By Matthew Curtis | Enzian Theater May 31, 2006 at 4:59AM
How's this for weird? Barry Bonds finally hits home run # 715 on Sunday afternoon to pass Babe Ruth for second place on the all-time list, and no one in the Bay area hears the call on the San Francisco Giants radio station, KNBR. Play-by-play announcer Dave Fleming was primed and ready, and as Bonds made contact for a mammoth blast to deep center field, here's what was heard:
"Three-two. Finley runs. The payoff pitch. A swing and a drive to deep cen..."
Then crowd noise only, as Fleming's mike went dead. The same mike that worked perfectly for the last two hours before Bonds swung at that pitch.

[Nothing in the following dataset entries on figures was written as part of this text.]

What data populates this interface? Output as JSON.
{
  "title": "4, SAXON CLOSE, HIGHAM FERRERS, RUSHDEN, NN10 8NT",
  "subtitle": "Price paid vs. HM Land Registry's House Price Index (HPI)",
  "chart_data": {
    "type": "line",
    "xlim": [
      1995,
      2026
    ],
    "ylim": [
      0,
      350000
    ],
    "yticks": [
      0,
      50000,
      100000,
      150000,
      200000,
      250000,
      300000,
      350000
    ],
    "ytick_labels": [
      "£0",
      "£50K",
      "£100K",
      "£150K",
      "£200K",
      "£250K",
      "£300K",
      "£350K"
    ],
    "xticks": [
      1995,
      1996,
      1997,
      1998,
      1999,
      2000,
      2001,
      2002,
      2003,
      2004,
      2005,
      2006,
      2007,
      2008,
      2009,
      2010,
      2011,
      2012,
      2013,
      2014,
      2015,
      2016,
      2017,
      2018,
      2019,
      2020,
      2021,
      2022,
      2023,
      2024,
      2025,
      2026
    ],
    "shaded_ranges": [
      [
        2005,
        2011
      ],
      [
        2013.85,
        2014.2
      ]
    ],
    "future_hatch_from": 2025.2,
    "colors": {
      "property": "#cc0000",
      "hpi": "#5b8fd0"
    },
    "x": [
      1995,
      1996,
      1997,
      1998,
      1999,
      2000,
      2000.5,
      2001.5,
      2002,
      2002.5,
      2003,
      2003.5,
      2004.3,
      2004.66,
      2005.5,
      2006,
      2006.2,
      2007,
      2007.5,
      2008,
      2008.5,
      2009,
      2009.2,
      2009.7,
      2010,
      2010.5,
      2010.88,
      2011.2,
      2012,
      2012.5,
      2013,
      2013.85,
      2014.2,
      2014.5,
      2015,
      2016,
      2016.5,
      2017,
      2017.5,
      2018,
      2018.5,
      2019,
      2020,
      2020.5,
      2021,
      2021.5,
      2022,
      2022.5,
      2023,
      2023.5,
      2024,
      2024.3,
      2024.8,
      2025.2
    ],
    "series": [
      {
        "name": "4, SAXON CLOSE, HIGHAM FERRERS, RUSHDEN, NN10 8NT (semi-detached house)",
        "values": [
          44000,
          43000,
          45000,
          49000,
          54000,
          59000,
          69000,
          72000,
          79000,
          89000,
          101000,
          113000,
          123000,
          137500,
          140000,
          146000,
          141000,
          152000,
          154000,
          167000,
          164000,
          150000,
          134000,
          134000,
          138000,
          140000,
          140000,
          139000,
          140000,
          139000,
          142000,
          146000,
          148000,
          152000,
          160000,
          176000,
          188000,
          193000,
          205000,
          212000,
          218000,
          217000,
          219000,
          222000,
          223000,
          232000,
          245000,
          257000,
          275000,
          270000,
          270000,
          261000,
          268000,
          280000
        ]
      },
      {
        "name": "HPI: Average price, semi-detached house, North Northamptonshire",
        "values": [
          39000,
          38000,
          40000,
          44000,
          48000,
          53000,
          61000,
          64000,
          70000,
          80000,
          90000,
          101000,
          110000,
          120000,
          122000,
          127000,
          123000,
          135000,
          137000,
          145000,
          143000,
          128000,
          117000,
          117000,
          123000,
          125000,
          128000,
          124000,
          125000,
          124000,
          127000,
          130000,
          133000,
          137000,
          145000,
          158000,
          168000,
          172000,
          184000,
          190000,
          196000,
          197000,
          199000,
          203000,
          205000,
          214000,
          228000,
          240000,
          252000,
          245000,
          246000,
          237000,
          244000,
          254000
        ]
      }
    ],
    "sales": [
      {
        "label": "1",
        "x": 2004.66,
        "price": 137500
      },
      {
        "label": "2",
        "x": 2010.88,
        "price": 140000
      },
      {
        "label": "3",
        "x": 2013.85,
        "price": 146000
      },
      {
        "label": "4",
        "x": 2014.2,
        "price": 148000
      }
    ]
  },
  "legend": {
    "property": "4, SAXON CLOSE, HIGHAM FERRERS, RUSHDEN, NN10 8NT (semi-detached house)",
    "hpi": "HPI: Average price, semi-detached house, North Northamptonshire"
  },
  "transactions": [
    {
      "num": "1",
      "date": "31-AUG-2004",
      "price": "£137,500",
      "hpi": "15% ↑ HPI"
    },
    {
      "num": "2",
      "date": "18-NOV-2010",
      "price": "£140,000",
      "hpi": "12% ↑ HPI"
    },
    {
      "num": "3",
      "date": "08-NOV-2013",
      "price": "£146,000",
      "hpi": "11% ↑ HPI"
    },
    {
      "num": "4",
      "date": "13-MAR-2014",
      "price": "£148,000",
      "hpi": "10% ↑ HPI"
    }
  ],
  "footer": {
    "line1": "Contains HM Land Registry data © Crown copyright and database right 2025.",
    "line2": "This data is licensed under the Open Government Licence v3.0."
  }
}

Many Red Sox fans believed in the "Curse of the Bambino" (bad karma for trading the greatest player in baseball to the rival Yankees in 1919) when the team failed to win a World Series for something like 9 decades up until a couple of years ago. Was the spirit of Babe Ruth at it again, or simply a disgruntled employee with a severe dislike of the most reviled man in baseball who happened to have his hand on the patchcord or button at the right time (or wrong depending on your feelings on the ex-roided up freak with the a-hole disposition)? If it was Ruth from beyond, it even kind of makes sense that he would silence the call on radio only and not television because that's how all of his amazing achievements were broadcast. By the time of Ruth's last season in 1935, only the most rudimentary TV models had been invented and baseball games were still a long way from being televised.
Technical glitch, p.o.'d baseball guy, the spirit of the Babe standing up for what's right. Who knows what really happened, but it's fun to speculate. And kind of bizarre to listen to (and not hear!) on such a "momentous" occasion.